# KUIU Icon Pro 5200



## Kwalk3 (Jun 21, 2012)

Posting for my Dad:

Kuiu Icon Pro Frame and suspension and Pro 5200 Bag in Verde Camo

Good Condition: No Rips, Tears, or Bloodstains

$300.

Comes with Rifle Stock Sling so you can strap your rifle to the back of the bag.

Solid lightweight bag and suspension. Has been a capable meat hauler and compresses down really well for day hunts.

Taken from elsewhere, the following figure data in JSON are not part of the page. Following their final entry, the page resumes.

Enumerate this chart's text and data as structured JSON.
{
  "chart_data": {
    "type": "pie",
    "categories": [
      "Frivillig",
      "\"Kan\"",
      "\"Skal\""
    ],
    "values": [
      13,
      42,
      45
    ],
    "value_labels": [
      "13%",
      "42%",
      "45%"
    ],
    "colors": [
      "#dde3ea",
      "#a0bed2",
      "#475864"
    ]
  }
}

My Dad just ordered a new pack at the expo and is looking to sell this one as he doesn't need two hunting packs.


----------



## stillhunterman (Feb 15, 2009)

Those are a nice packs for sure. I've been looking at them since by 2 packs were stolen this year-O,-. I'm a short feller with a kinda short torso. 5' 7". Does your dad fall into a similar category?


----------



## johnrr65 (Nov 7, 2019)

Nice


----------



## Kwalk3 (Jun 21, 2012)

stillhunterman said:


> Those are a nice packs for sure. I've been looking at them since by 2 packs were stolen this year-O,-. I'm a short feller with a kinda short torso. 5' 7". Does your dad fall into a similar category?


Sadly, no. He's 6'5" with a long torso. Sorry to hear about your packs getting stolen. People are rotten sometimes.

Pretty sure his frame is the tall height and his suspension is L/XL.

Sent from my iPhone using Tapatalk


----------



## stillhunterman (Feb 15, 2009)

Thanks for the info Kwalk3. I'll pick one up new more than likely. Good luck, am sure someone will snag yours up!


----------